Suppose \(\left( \Omega, \mathcal{F}, P \right)\) is a probability space. Let \(\mathcal{M}\) be the set of all martingales \(f=\{f_n\}_{n\geqslant 0}\) relative to a non-decreasing sequence of \(\sigma\)-subalgebras \(\{\mathcal{F}_n\}_{n\geqslant 0}\) generating the \(\sigma\)-algebra \(\mathcal{F}\). For a martingale \(f \in \mathcal{M}\), the authors define the maximal function \(f^*\), the quadratic variation \(S(f)\), and the conditional quadratic variation \(s(f)\).
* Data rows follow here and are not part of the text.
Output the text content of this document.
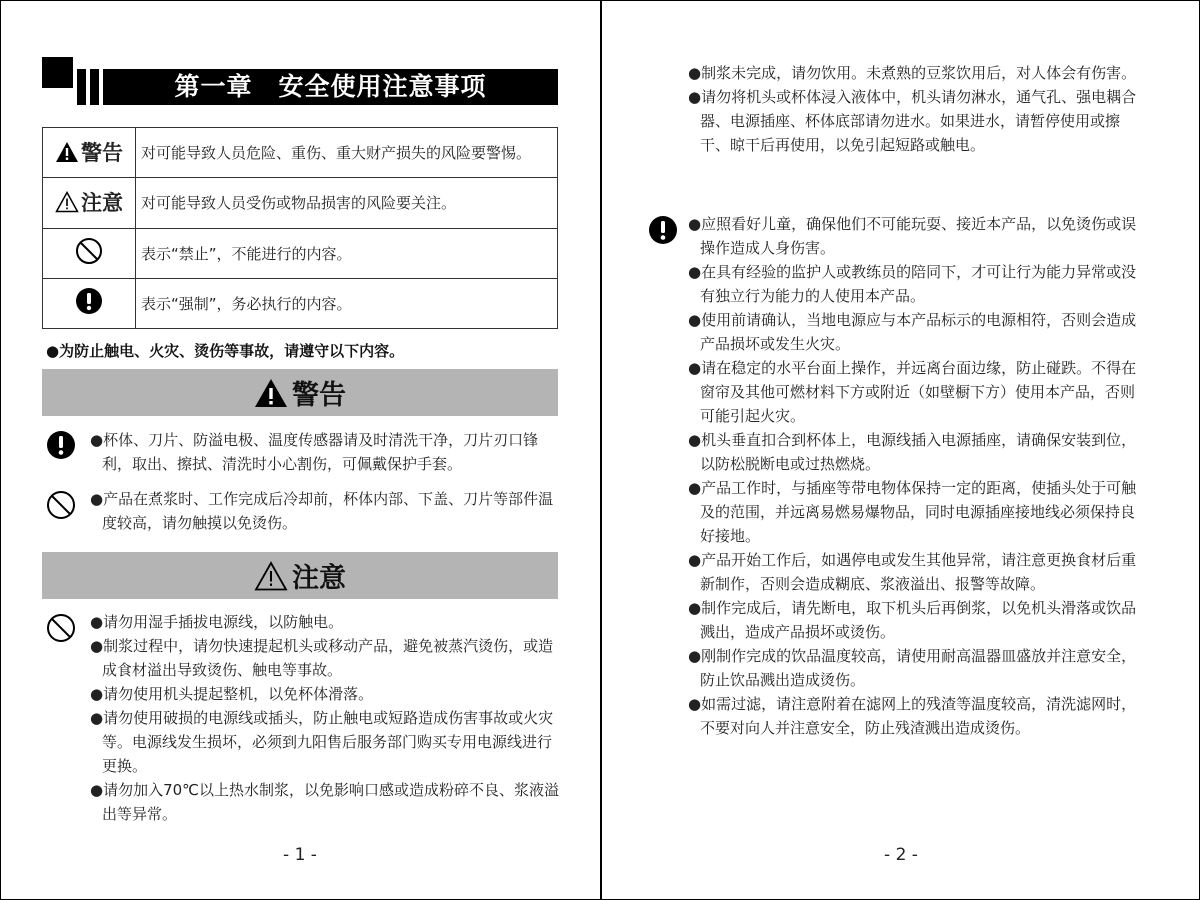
第一章　安全使用注意事项
警告	对可能导致人员危险、重伤、重大财产损失的风险要警惕。

注意	对可能导致人员受伤或物品损害的风险要关注。
	表示“禁止”，不能进行的内容。
	表示“强制”，务必执行的内容。
●为防止触电、火灾、烫伤等事故，请遵守以下内容。
警告

●杯体、刀片、防溢电极、温度传感器请及时清洗干净，刀片刃口锋利，取出、擦拭、清洗时小心割伤，可佩戴保护手套。

●产品在煮浆时、工作完成后冷却前，杯体内部、下盖、刀片等部件温度较高，请勿触摸以免烫伤。

注意

●请勿用湿手插拔电源线，以防触电。

●制浆过程中，请勿快速提起机头或移动产品，避免被蒸汽烫伤，或造成食材溢出导致烫伤、触电等事故。

●请勿使用机头提起整机，以免杯体滑落。

●请勿使用破损的电源线或插头，防止触电或短路造成伤害事故或火灾等。电源线发生损坏，必须到九阳售后服务部门购买专用电源线进行更换。

●请勿加入70℃以上热水制浆，以免影响口感或造成粉碎不良、浆液溢出等异常。

- 1 -

●制浆未完成，请勿饮用。未煮熟的豆浆饮用后，对人体会有伤害。

●请勿将机头或杯体浸入液体中，机头请勿淋水，通气孔、强电耦合器、电源插座、杯体底部请勿进水。如果进水，请暂停使用或擦干、晾干后再使用，以免引起短路或触电。

●应照看好儿童，确保他们不可能玩耍、接近本产品，以免烫伤或误操作造成人身伤害。

●在具有经验的监护人或教练员的陪同下，才可让行为能力异常或没有独立行为能力的人使用本产品。

●使用前请确认，当地电源应与本产品标示的电源相符，否则会造成产品损坏或发生火灾。

●请在稳定的水平台面上操作，并远离台面边缘，防止碰跌。不得在窗帘及其他可燃材料下方或附近（如壁橱下方）使用本产品，否则可能引起火灾。

●机头垂直扣合到杯体上，电源线插入电源插座，请确保安装到位，以防松脱断电或过热燃烧。

●产品工作时，与插座等带电物体保持一定的距离，使插头处于可触及的范围，并远离易燃易爆物品，同时电源插座接地线必须保持良好接地。

●产品开始工作后，如遇停电或发生其他异常，请注意更换食材后重新制作，否则会造成糊底、浆液溢出、报警等故障。

●制作完成后，请先断电，取下机头后再倒浆，以免机头滑落或饮品溅出，造成产品损坏或烫伤。

●刚制作完成的饮品温度较高，请使用耐高温器皿盛放并注意安全，防止饮品溅出造成烫伤。

●如需过滤，请注意附着在滤网上的残渣等温度较高，清洗滤网时，不要对向人并注意安全，防止残渣溅出造成烫伤。

- 2 -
Let \(L_\Phi\) be the Orlicz space associated with a non-convex Orlicz function \(\Phi\) satisfying certain additional conditions. Then, the authors use \(f^*\), \(S(f)\) and \(s(f)\) to define five martingale Hardy-Orlicz subspaces of \(\mathcal{M}\). Their results include an atomic decomposition for some of these Hardy-Orlicz spaces. In particular, if the sequence of \(\sigma\)-algebras \(\{\mathcal{F}_n\}_{n\geqslant 0}\) is a regular stochastic basis, then all these five spaces coincide, and so one gets an atomic decomposition for all five spaces. As another application of the atomic decomposition, the authors show that the dual of one of these spaces is a generalized martingale Campanato space \(\mathcal{L}_{2,\phi}\) with a certain relation between functions \(\Phi\) and \(\phi\). Finally, a John-Nirenberg-type inequality for \(\mathcal{L}_{2,\phi}\) is proved under the assumption that \(\{\mathcal{F}_n\}_{n\geq 0}\) is regular.